Eigenheime und gemischte Gefühle

Auch die „Nacht der Musterhäuser“ stand am Freitag im Zeichen des bevorstehenden Wegzugs vom Eichenhofer Weg.

Nächstebreck. Süßes Graun, geheimes Wehn — der Dichter Ludwig Uhland schenkte der deutschen Sprache eine geläufige Redewendung: allein auf weiter Flur. Brigitte Honings weiß genau, wovon da die Rede ist. Fast 40 Jahre lang haben sie und ihr Ehemann Günter die Nächte auf einem 60.000 Quadratmeter großen Grundstück inmitten leerstehender Häuser zugebracht. Belebt waren ihre Abende am Eichenhofer Weg nur, wenn zur „Nacht der Musterhäuser“ Topfgucker durch die Ausstellung „Eigenheim & Garten“ stapften. So auch am Freitag.

Doch diese Nacht ist eine besondere, denn mit der geplanten Ansiedlung von Ikea naht das Ende der Ausstellung in dieser Form. An den Gedanken kann sich Architekt Wolfgang Bellinghausen noch nicht recht gewöhnen. In seinem Davinci Haus geht es zu wie bei einer Party. Die durchsichtigen Regenfallrohre am Eingang erinnern an Kunstobjekte und ziehen die Aufmerksamkeit der Besucher an.

Doch die Firma überlässt Kundengunst nicht dem Zufall. „Wir halten regelmäßigen Kontakt zu unseren Bauherren und laden auch immer wieder zur Nacht der Musterhäuser ein“, sagt Bellinghausen. Ergebnis sei, dass dieses Haus auch an Tagen mit schlechter Besucherquote belebt ist.

Mit rund 700 Gästen trotz des Regens kann sich die Bilanz am Freitag sehen lassen. Rüdiger Bernau hat seinen guten Grund für die Anreise von Essen: „Ich hoffe hier noch auf ein Schnäppchen.“ In der Tat lassen sich wegen der nahenden Schließung derzeit gute Sonderkonditionen aushandeln. Regine Brandes trägt es mit Fassung und fragt am Eingang unbeirrt nach der Informationsquelle, die zum Besuch der Ausstellung angeregt habe. „Die meisten haben es in der Zeitung gelesen“, sagt sie. Thema des Tages sei auch bei den Kunden die Schließung, mit der Brandes ihre Arbeit verlieren wird.

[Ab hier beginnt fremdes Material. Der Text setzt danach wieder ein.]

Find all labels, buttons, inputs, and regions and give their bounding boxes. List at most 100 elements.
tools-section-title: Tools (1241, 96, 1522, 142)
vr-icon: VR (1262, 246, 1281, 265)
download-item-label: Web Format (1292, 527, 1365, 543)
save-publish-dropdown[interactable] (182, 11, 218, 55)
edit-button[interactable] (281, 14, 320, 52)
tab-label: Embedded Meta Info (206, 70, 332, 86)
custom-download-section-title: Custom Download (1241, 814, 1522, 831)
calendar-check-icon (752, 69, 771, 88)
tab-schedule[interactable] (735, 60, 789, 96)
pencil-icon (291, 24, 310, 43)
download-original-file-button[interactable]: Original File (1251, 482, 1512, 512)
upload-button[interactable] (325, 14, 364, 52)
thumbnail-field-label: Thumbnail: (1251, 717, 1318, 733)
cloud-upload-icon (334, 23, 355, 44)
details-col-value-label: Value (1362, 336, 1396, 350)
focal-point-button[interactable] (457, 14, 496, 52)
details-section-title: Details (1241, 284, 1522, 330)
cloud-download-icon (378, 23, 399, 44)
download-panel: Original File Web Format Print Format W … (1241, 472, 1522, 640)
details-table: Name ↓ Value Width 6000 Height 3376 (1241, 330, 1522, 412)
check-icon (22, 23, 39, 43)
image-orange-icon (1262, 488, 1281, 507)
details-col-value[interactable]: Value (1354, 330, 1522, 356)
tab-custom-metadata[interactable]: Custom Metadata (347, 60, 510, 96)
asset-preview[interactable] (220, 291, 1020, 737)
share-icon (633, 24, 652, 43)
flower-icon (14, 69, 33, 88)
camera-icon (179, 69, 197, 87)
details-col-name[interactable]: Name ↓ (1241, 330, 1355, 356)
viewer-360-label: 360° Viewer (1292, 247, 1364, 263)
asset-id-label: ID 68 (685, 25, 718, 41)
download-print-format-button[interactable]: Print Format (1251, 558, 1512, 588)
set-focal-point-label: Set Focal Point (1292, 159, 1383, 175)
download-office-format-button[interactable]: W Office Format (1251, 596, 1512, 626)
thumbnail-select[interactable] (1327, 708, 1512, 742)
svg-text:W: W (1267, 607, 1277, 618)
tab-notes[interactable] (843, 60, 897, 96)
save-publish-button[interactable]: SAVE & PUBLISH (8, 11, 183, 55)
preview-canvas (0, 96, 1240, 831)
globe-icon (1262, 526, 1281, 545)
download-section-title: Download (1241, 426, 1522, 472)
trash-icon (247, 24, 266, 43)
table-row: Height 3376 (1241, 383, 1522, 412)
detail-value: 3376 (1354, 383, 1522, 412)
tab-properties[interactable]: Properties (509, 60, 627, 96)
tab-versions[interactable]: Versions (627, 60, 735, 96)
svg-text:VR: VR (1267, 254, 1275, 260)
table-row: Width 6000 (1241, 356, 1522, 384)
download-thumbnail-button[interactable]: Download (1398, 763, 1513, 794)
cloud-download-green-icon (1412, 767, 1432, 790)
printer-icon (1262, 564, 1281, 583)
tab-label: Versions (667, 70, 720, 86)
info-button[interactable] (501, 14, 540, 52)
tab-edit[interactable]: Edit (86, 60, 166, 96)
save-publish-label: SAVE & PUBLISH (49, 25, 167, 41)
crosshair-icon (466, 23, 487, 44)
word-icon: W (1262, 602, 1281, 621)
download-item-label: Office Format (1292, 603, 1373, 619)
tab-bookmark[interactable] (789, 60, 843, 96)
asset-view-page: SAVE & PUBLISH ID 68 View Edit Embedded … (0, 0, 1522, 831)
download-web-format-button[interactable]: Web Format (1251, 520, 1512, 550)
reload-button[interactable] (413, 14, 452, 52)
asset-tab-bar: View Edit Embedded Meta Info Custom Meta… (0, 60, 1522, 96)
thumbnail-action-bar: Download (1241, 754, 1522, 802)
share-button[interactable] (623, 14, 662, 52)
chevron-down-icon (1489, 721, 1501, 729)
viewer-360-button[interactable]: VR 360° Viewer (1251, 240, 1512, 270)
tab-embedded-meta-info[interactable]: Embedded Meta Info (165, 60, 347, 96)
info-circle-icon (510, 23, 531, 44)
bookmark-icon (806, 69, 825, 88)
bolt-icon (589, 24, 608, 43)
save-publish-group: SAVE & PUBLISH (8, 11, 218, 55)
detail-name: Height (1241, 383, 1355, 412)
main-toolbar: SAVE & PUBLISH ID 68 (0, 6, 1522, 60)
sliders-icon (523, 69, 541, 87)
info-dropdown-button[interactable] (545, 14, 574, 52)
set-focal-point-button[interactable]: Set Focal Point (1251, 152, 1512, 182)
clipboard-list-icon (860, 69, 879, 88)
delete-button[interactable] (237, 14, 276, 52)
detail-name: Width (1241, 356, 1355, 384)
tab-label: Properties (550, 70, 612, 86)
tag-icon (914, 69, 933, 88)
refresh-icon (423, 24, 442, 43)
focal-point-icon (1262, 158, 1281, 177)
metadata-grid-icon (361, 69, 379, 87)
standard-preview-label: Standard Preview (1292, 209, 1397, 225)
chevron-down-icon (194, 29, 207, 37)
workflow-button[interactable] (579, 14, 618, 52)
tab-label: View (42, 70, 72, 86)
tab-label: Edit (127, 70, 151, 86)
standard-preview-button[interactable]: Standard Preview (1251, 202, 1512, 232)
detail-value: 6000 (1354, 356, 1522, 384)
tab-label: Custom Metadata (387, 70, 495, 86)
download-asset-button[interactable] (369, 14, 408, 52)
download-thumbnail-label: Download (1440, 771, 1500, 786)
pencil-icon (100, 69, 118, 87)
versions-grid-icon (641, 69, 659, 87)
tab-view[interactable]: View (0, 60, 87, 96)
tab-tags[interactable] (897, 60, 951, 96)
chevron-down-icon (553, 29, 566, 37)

Noch schlechter als für die junge Dame sieht es für Honings aus. Mit seinen 61 Jahren rechnet er sich keine große Perspektive mehr aus. Obendrein müssen er und seine Frau künftig auf einen besonderen Luxus verzichten: Statt in einem Haus leben sie bald in einer Wohnung. Aber nicht in Wuppertal — wie Brigitte Honings ergänzt.